- Born: Judith Ellen Brady April 26, 1937 San Francisco, California, U.S.
- Died: May 14, 2017 (aged 80) San Francisco, California, U.S.
- Education: University of Iowa
- Known for: "I Want a Wife"

= Judy Brady Syfers =

American feminist and writer

Judith Ellen Brady Syfers (April 26, 1937 – May 14, 2017) was an American feminist and writer. She was involved in consciousness raising and wrote the essay "I Want a Wife" which was published in the first edition of Ms. magazine. She later became an activist focusing on the political and environmental factors leading to breast cancer.

== Early life ==
Brady Syfers was born Judith Ellen Brady in San Francisco, California, on April 26, 1937. Her parents were Mildred Edie and Robert Alexander Brady and her sister was Joan Brady and she grew up in Berkeley, California. She graduated from Anna Head School in 1955, before attending the Cooper Union in New York City. She received a B.F.A. in painting from the University of Iowa in 1962, where she met her future husband, James Syfers. She considered pursuing a masters but the selection committee advised her not to continue her studies as she was unlikely to be hired by a university. The couple moved to San Francisco in 1963 and had two daughters: Tanya and Maia.

== Activism ==
Brady Syfers was a full-time housewife while her husband was working at San Francisco State University, when the couple became involved in a strike to support the push to create a department for ethnic studies. She allowed their home to become the fundraising headquarters, where she organized and fed the striking students and faculty. The strike lasted five months and after it ended, the university's Black Student Union organized a meeting to thank their supporters, where her husband was specifically mentioned but Brady Syfers was left out. She decided to contribute to the women's movement and joined the consciousness raising group at the Glide Memorial Church and the Women's Liberation Movement.

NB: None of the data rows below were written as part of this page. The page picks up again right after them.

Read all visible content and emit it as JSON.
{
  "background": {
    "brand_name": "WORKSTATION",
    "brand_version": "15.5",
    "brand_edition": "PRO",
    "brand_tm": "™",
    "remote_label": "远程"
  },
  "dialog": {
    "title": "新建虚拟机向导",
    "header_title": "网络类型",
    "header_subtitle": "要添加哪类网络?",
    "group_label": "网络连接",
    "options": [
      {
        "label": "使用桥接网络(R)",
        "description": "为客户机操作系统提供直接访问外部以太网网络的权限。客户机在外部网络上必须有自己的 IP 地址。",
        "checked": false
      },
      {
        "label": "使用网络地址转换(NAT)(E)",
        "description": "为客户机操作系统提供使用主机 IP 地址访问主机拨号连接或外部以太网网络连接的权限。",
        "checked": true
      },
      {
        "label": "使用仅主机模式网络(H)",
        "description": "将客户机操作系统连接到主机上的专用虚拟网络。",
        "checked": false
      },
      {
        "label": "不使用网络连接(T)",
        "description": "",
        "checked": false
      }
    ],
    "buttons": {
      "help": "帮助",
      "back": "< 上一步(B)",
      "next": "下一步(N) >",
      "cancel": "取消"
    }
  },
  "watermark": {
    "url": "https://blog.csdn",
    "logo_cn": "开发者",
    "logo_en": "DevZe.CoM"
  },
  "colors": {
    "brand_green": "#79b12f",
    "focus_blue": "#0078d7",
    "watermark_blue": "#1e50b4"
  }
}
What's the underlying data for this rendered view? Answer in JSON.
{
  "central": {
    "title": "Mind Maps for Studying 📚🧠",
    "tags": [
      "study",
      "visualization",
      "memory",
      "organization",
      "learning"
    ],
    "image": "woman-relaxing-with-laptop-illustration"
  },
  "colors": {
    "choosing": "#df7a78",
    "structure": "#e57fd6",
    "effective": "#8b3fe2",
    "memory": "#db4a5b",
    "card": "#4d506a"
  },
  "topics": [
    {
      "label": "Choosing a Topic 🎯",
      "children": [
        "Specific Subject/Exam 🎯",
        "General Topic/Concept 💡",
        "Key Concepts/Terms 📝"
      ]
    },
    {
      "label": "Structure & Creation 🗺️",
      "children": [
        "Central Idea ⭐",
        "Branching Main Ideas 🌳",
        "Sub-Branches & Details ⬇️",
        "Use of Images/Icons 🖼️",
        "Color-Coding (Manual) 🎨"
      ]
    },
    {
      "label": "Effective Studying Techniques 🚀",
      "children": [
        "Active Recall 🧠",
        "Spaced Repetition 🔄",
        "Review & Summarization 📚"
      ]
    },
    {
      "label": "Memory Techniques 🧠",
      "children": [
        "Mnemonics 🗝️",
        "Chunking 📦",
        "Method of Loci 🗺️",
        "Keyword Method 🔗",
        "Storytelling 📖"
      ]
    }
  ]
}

In 1970, she wrote "Why I Want a Wife" as a rally speech as part of the Women's Strike for Equality on August 26, 1970, in San Francisco to celebrate the fiftieth anniversary of women's suffrage. The speech was reported on by television, radio and newspaper reports. Brady Syfers wrote of her desire to have someone else provide a wage, child care, house-cleaning, meals and sex. It satirized the role of the wife, who fulfilled a myriad of useful positions for her husband without proper appreciation, and is used as an example of satire and humor in the women's movement. The speech was first published in Tooth and Nail, an underground newspaper, and then re-purposed in Motherlode, the magazine where Brady Syfers worked. It appeared in the preview of Ms. magazine published in New York magazine's 1971 year-end issue, where it was one of the best-known articles, and in the first full issue of the magazine published in 1972. The article was later re-published in books and textbooks through the years, including the 1971 anthology Notes from the Third Year edited by Anne Koedt and Shulamith Firestone.

She was a member of Breakaway, a women's community school, and taught a class on the women's movement. Between 1970 and 1972, she was one of the seven national coordinators for the Women's National Abortion Action Coalition. She travelled to Cuba in 1973 with the Venceremos Brigade, a country she later returned to, and she travelled to Nicaragua to witness the revolution. She and her husband divorced and she began working as a secretary.

Brady Syfers developed breast cancer while in her forties and she became focused on the political and environmental factors that led to cancer. She published the book 1 in 3: Women with Cancer Confront An Epidemic in 1991 with Cleis Press, which tied the cause of cancer to industrial capitalism rather than individual factors. She published a regular column titled "Cashing in on Cancer" in the Women's Cancer Resource Center newsletter. She was a co-founder of Greenaction for Health and Environmental Justice and a member of Breast Cancer Action, the Charlotte Maxwell Complementary Clinic, the National Coalition for Health and Environmental Justice and the Toxic Links Coalition. She was a regular public speaker and writer and she appeared in the 2011 film, Pink Ribbons, Inc.

== Later life ==
She purchased a Victorian house in the Mission District with her two friends in the 1980s, where she became involved with the local community and the fight against gentrification. Brady Syfers died on May 14, 2017, in San Francisco.